Alors, il donne, il donne, et pas qu’un peu… Pour imposer à Gucci ce tournant luxuriant qui lui va si bien, Lallo, comme le surnomme ses amis, a tout passé au prisme de sa vision si singulière, pétrie d’art, de littérature et d’histoire, biberonnée dès l’enfance par un amour de la nature qui le pousse encore aujourd’hui à convoquer dans ses collections un bestiaire onirique. Question de cohérence, toute la communication de la maison est désormais marquée du sceau Michele. Celle de la mode bien sûr, mais aussi celle du parfum, bousculée l’an dernier par une première campagne pour l’un des piliers, le masculin Gucci Guilty. L’affaire est sérieuse quand on sait le poids que pèsent les fragrances – un business annuel estimé par l’industrie à plus de 500 millions d’euros – dans le fleuron du groupe Kering. Il fallait donc s’attendre à ce que le nouveau sillage soit lui aussi en phase avec l’univers flamboyant de ce gourou de la mode. L’homme, d’ailleurs, ne fait pas mystère d’une passion pour les jus que l’on sent sincère.  » J’ai grandi en volant ceux de ma mère et de ma grand-mère qui étaient toutes les deux folles de parfums, confesse-t-il. Chez moi, j’en ai des étagères pleines, même si je suis plutôt fidèle à celui que je porte en ce moment. Chacun d’eux est associé intimement à une étape importante de ma vie. J’aime prendre les flacons en main, me replonger dans leur sillage, cela ouvre des portes. Mon rapport au parfum est aussi obsessionnel que celui qui me lie aux objets que je collectionne. Quand je suis à Paris, je peux passer des heures à sentir de nouvelles fragrances et à imaginer le genre d’homme que je serais avec elles. Un parfum, c’est comme un chapeau ou un bijou : on peut décider de le porter ou pas mais cela va complètement changer votre look. Si vous êtes vêtu de rose et que vous vous parfumez à l’encens, la perception que l’on aura de vous sera complètement différente…  »

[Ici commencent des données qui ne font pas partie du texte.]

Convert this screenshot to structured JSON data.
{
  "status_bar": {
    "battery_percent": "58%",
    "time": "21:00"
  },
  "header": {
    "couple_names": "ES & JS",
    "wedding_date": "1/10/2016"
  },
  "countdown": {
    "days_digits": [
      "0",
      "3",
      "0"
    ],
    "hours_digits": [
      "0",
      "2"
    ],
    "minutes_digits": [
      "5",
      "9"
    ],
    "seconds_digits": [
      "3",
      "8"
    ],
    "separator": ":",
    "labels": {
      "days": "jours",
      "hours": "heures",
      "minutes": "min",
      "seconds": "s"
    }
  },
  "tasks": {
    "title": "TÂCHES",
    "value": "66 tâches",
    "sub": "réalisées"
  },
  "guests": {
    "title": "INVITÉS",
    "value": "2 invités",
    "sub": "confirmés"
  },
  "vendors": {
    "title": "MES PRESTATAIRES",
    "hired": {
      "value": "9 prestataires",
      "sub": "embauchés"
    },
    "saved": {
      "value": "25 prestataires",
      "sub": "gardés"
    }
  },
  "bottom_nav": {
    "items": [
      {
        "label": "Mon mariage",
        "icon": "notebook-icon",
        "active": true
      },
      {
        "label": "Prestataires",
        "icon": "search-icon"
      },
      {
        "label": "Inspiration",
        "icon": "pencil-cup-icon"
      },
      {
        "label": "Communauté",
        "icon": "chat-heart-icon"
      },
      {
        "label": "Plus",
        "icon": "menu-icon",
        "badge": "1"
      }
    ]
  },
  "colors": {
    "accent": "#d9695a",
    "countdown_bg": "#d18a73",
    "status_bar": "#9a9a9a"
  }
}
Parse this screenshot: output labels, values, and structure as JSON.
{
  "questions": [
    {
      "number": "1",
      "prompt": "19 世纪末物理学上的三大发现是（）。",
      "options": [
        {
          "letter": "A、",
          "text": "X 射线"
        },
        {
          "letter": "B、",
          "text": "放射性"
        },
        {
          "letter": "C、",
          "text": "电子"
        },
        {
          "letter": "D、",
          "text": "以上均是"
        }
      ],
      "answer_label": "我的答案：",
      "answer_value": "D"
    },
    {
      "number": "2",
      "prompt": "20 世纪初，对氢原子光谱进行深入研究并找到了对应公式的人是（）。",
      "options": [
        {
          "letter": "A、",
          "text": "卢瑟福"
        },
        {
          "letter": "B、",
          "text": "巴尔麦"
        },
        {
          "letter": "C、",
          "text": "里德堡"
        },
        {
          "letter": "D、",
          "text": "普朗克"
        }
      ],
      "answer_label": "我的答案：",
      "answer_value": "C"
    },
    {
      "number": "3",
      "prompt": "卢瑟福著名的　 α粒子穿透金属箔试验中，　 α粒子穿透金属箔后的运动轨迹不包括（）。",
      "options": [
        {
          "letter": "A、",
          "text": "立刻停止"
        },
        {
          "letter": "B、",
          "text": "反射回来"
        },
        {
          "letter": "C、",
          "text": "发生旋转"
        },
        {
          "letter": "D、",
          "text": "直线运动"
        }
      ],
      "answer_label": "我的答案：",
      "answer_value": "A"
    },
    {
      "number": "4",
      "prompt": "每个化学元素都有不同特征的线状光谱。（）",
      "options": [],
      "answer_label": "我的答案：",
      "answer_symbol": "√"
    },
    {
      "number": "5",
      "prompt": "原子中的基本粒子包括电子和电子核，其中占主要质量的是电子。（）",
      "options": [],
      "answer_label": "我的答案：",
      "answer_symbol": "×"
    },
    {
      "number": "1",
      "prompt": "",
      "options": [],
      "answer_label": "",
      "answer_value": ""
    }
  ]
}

Bien décidé, ici encore, à n’en faire qu’à sa guise, Alessandro Michele s’est engagé d’emblée dans un colloque singulier avec le maître parfumeur Alberto Morillas – au lieu de passer d’abord par un appel d’offres  » classique  » – et refusera que le parfum soit testé sur panel avant d’être lancé. Au coeur des échanges entre les deux créateurs, un jardin imaginaire rempli de fleurs capiteuses et d’herbes folles, un éden secret enfoui au beau milieu d’une métropole qui pourrait être New York. Le jus – un pur floral jusqu’à l’overdose, gorgé de tubéreuse, comme son nom Gucci Bloom le laisse deviner… – se cisèle au fil des essais, peu nombreux il est vrai, ces deux-là se sont vite compris.  » Il s’est installé entre nous une sorte de rituel, explique-t-il. Chaque fois que je recevais un essai, c’est un peu comme si un sorcier m’envoyait une potion magique. Je le vaporisais, je respirais, je voyageais. Même si je me sens à l’aise avec les choses que l’on ne peut pas toucher, c’est une expérience tellement différente de ce que je fais au quotidien, où je passe beaucoup de temps à chercher des tissus, je les regarde, je les caresse. Moi qui me demandais au début comment je pourrais m’impliquer dans cette création, je me sentais comme un roi !  »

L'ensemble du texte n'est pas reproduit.